There's been some chatter on social media about the Chronicle building being in the construction footprint of the I-35 highway expansion, so I thought I'd address that here, and outline how that process works.
Yes, the new highway right-of-way would take up just about all of the Chronicle office building on 40th Street, as well as half of the Public Storage building next door, and across the highway, it would extend to within a few feet of the Fiesta Mart. But whatever our editorial staff may think or write about the plan overall (not much; see this week's News feature), our position as a business is pretty straightforward and more or less neutral: Eminent domain is a necessary tool for governments to buy land needed for public projects, and in general, I wish there were more properties in public hands.
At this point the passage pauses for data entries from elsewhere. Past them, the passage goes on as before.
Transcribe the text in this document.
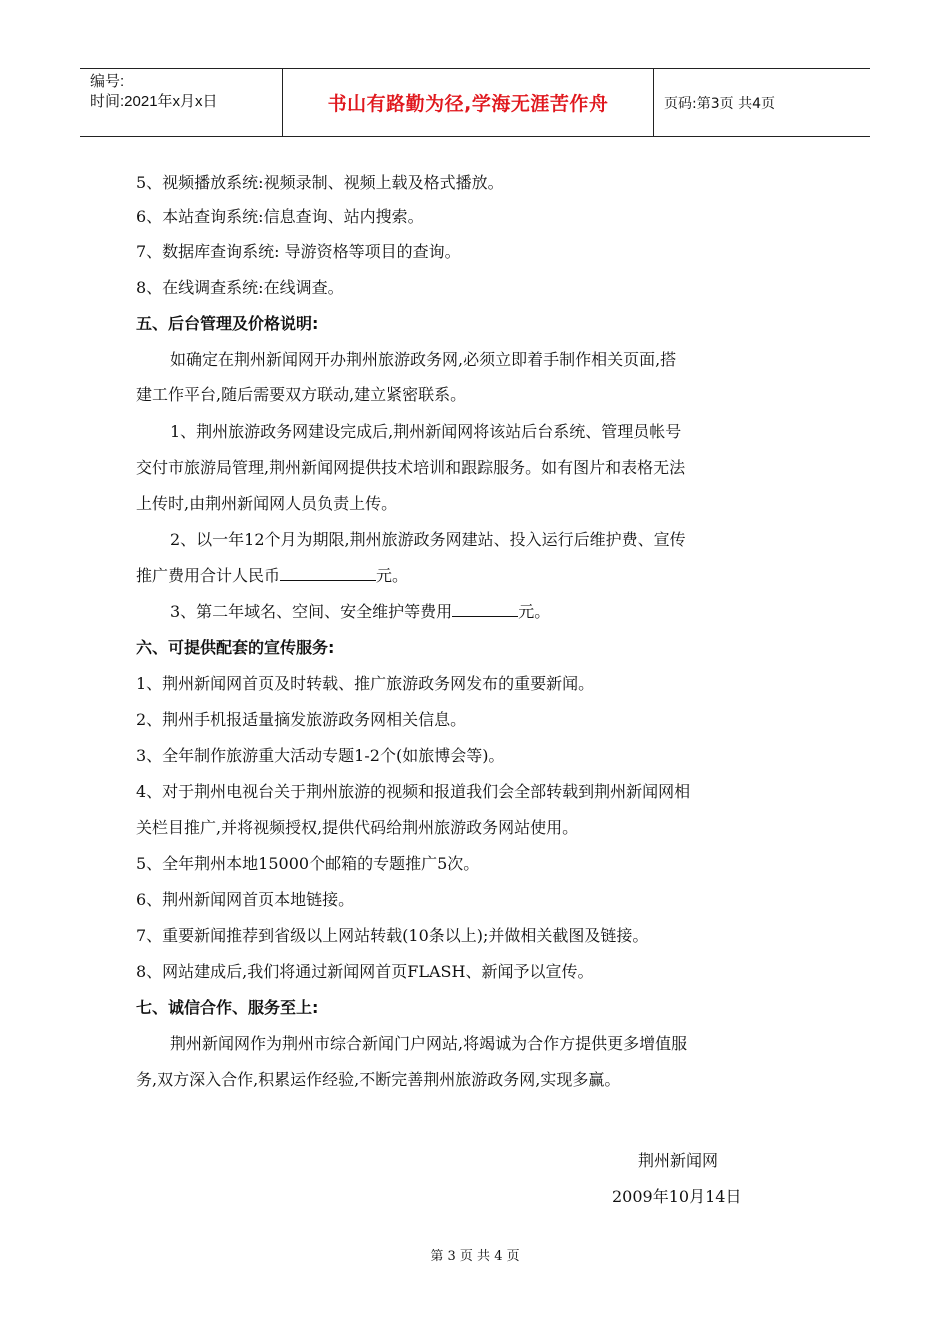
编号:
时间:2021年x月x日	书山有路勤为径,学海无涯苦作舟	页码:第3页 共4页
5、视频播放系统:视频录制、视频上载及格式播放。
6、本站查询系统:信息查询、站内搜索。
7、数据库查询系统: 导游资格等项目的查询。
8、在线调查系统:在线调查。
五、后台管理及价格说明:
如确定在荆州新闻网开办荆州旅游政务网,必须立即着手制作相关页面,搭
建工作平台,随后需要双方联动,建立紧密联系。
1、荆州旅游政务网建设完成后,荆州新闻网将该站后台系统、管理员帐号
交付市旅游局管理,荆州新闻网提供技术培训和跟踪服务。如有图片和表格无法
上传时,由荆州新闻网人员负责上传。
2、以一年12个月为期限,荆州旅游政务网建站、投入运行后维护费、宣传
推广费用合计人民币	元。
3、第二年域名、空间、安全维护等费用	元。
六、可提供配套的宣传服务:
1、荆州新闻网首页及时转载、推广旅游政务网发布的重要新闻。
2、荆州手机报适量摘发旅游政务网相关信息。
3、全年制作旅游重大活动专题1-2个(如旅博会等)。
4、对于荆州电视台关于荆州旅游的视频和报道我们会全部转载到荆州新闻网相
关栏目推广,并将视频授权,提供代码给荆州旅游政务网站使用。
5、全年荆州本地15000个邮箱的专题推广5次。
6、荆州新闻网首页本地链接。
7、重要新闻推荐到省级以上网站转载(10条以上);并做相关截图及链接。
8、网站建成后,我们将通过新闻网首页FLASH、新闻予以宣传。
七、诚信合作、服务至上:
荆州新闻网作为荆州市综合新闻门户网站,将竭诚为合作方提供更多增值服
务,双方深入合作,积累运作经验,不断完善荆州旅游政务网,实现多赢。
荆州新闻网
2009年10月14日
第 3 页 共 4 页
There's been a robust outreach effort to affected property owners; we've already had a meeting with TxDOT representatives, who laid out the land acquisition process and the expected timeline, answered many questions, and explained our rights. (There's also a detailed Landowner's Bill of Rights and other process documents online, which is where any quotes below are sourced from.)
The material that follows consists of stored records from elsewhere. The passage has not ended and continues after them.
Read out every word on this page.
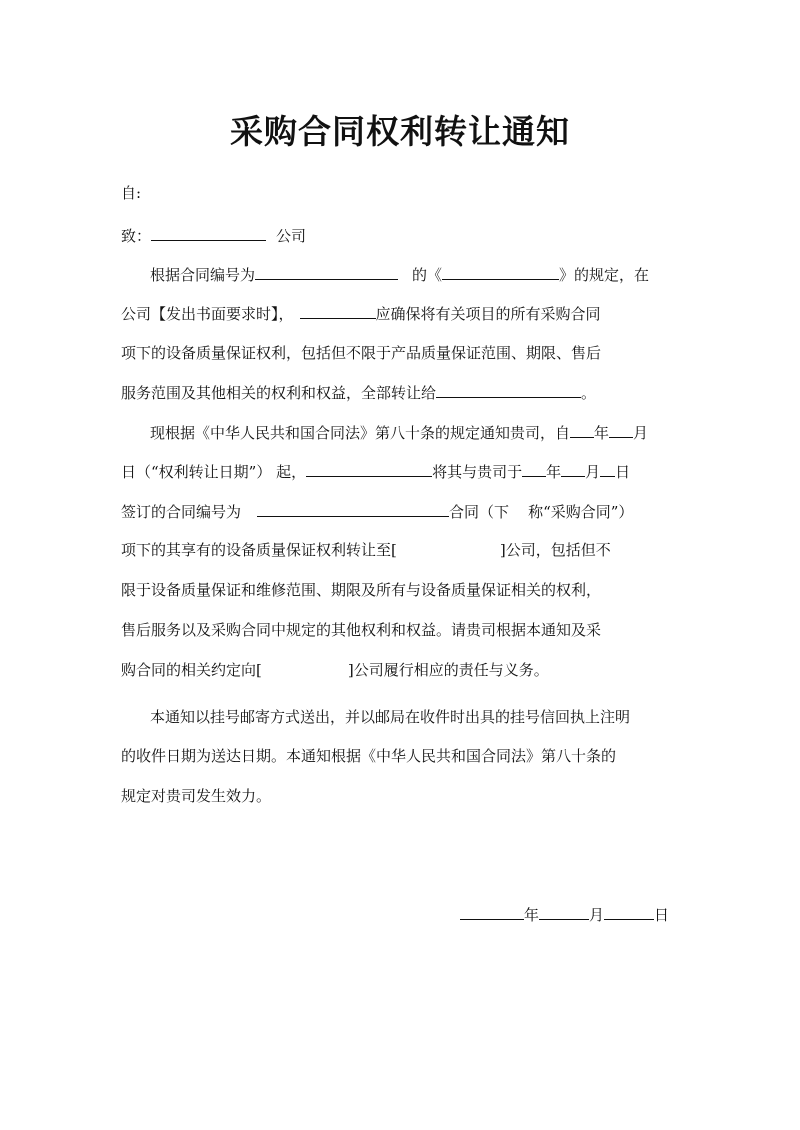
采购合同权利转让通知
自:
致：	公司
根据合同编号为	的《	》的规定，在
公司【发出书面要求时】，	应确保将有关项目的所有采购合同
项下的设备质量保证权利，包括但不限于产品质量保证范围、期限、售后
服务范围及其他相关的权利和权益，全部转让给	。
现根据《中华人民共和国合同法》第八十条的规定通知贵司，自 年 月
日（“权利转让日期”） 起，	将其与贵司于 年 月 日
签订的合同编号为	合同（下    称“采购合同”）
项下的其享有的设备质量保证权利转让至[	]公司，包括但不
限于设备质量保证和维修范围、期限及所有与设备质量保证相关的权利，
售后服务以及采购合同中规定的其他权利和权益。请贵司根据本通知及采
购合同的相关约定向[	]公司履行相应的责任与义务。
本通知以挂号邮寄方式送出，并以邮局在收件时出具的挂号信回执上注明
的收件日期为送达日期。本通知根据《中华人民共和国合同法》第八十条的
规定对贵司发生效力。
年	月	日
So putting aside the merits of the project, assuming things go according to TxDOT's plans, here's what's going to happen:
TxDOT is studying three options at this point: Two build options have the same footprint regarding our property, and a "no-build" option would leave us where we are. The agency will continue to evaluate the options, working toward a draft and the final environmental impact statement, including "identification of the Preferred Alternative," probably in the summer of 2023, at which point they'd begin property acquisition. They'll hire an independent appraiser, with whom we can meet, and they'll make an offer based on that, which will also detail how much of the property they will take. We can counteroffer, but a TxDOT evaluation team will determine the final offer, and if we don't accept it, they start the legal condemnation process by filing a lawsuit to acquire the property, and that's when the eminent domain attorneys start making money. (Hmmm, hizzoner the mayor's term will be up by then, and this is his legal field, isn't it?)
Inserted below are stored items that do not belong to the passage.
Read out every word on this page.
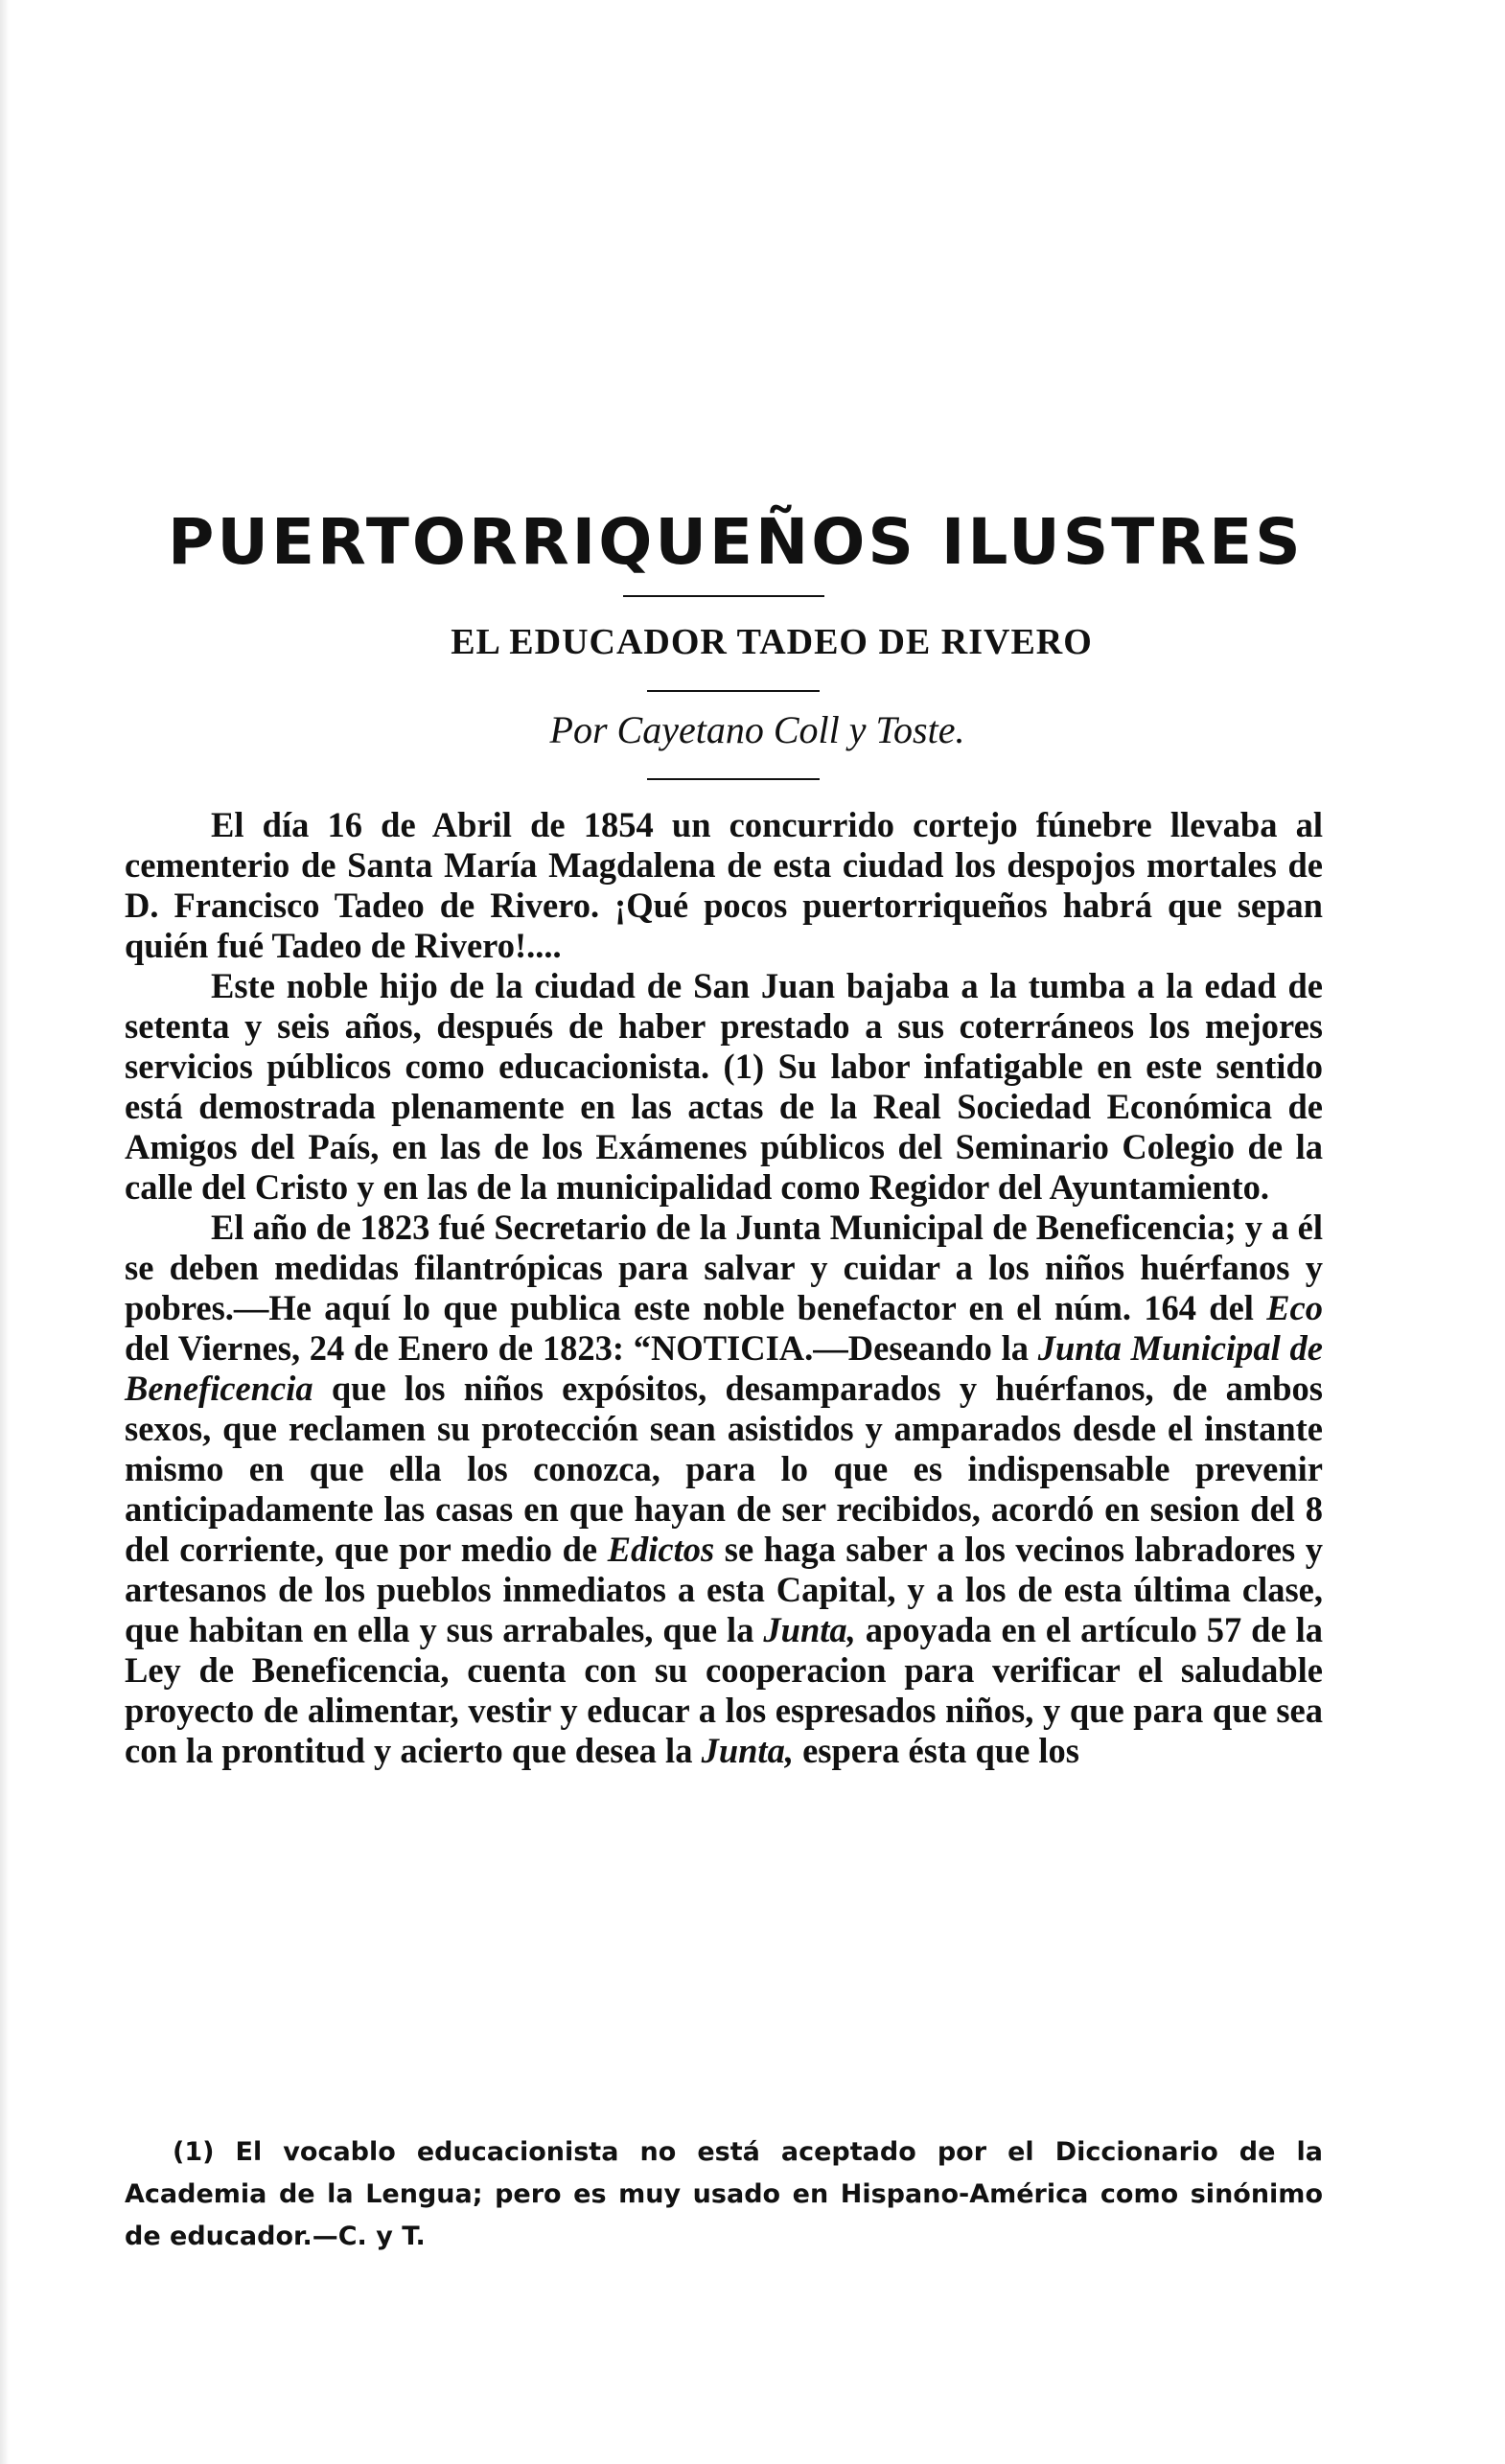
PUERTORRIQUEÑOS ILUSTRES
EL EDUCADOR TADEO DE RIVERO
Por Cayetano Coll y Toste.

El día 16 de Abril de 1854 un concurrido cortejo fúnebre llevaba al cementerio de Santa María Magdalena de esta ciudad los despojos mortales de D. Francisco Tadeo de Rivero. ¡Qué pocos puertorriqueños habrá que sepan quién fué Tadeo de Rivero!....

Este noble hijo de la ciudad de San Juan bajaba a la tumba a la edad de setenta y seis años, después de haber prestado a sus coterráneos los mejores servicios públicos como educacionista. (1) Su labor infatigable en este sentido está demostrada plenamente en las actas de la Real Sociedad Económica de Amigos del País, en las de los Exámenes públicos del Seminario Colegio de la calle del Cristo y en las de la municipalidad como Regidor del Ayuntamiento.

El año de 1823 fué Secretario de la Junta Municipal de Beneficencia; y a él se deben medidas filantrópicas para salvar y cuidar a los niños huérfanos y pobres.—He aquí lo que publica este noble benefactor en el núm. 164 del Eco del Viernes, 24 de Enero de 1823: “NOTICIA.—Deseando la Junta Municipal de Beneficencia que los niños expósitos, desamparados y huérfanos, de ambos sexos, que reclamen su protección sean asistidos y amparados desde el instante mismo en que ella los conozca, para lo que es indispensable prevenir anticipadamente las casas en que hayan de ser recibidos, acordó en sesion del 8 del corriente, que por medio de Edictos se haga saber a los vecinos labradores y artesanos de los pueblos inmediatos a esta Capital, y a los de esta última clase, que habitan en ella y sus arrabales, que la Junta, apoyada en el artículo 57 de la Ley de Beneficencia, cuenta con su cooperacion para verificar el saludable proyecto de alimentar, vestir y educar a los espresados niños, y que para que sea con la prontitud y acierto que desea la Junta, espera ésta que los

(1) El vocablo educacionista no está aceptado por el Diccionario de la Academia de la Lengua; pero es muy usado en Hispano-América como sinónimo de educador.—C. y T.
However that works out, construction is slated to begin in 2025, so we'd have to be out before then – with possible reimbursement for "reasonable moving costs and related expenses."
So that's pretty much where we stand, along with owners and tenants of about 150 other properties up and down the Capital Express Central corridor. It's a little less than two years until we find out if this is really happening – and it certainly appears they're heavily weighted toward yes, judging by the metrics table on their Alternatives Evaluation Process page (capexcentral.mobility35openhouse.com) – and then maybe two years more before construction begins and buildings start coming down. Meanwhile, we ponder our options and wait and see, like everyone else.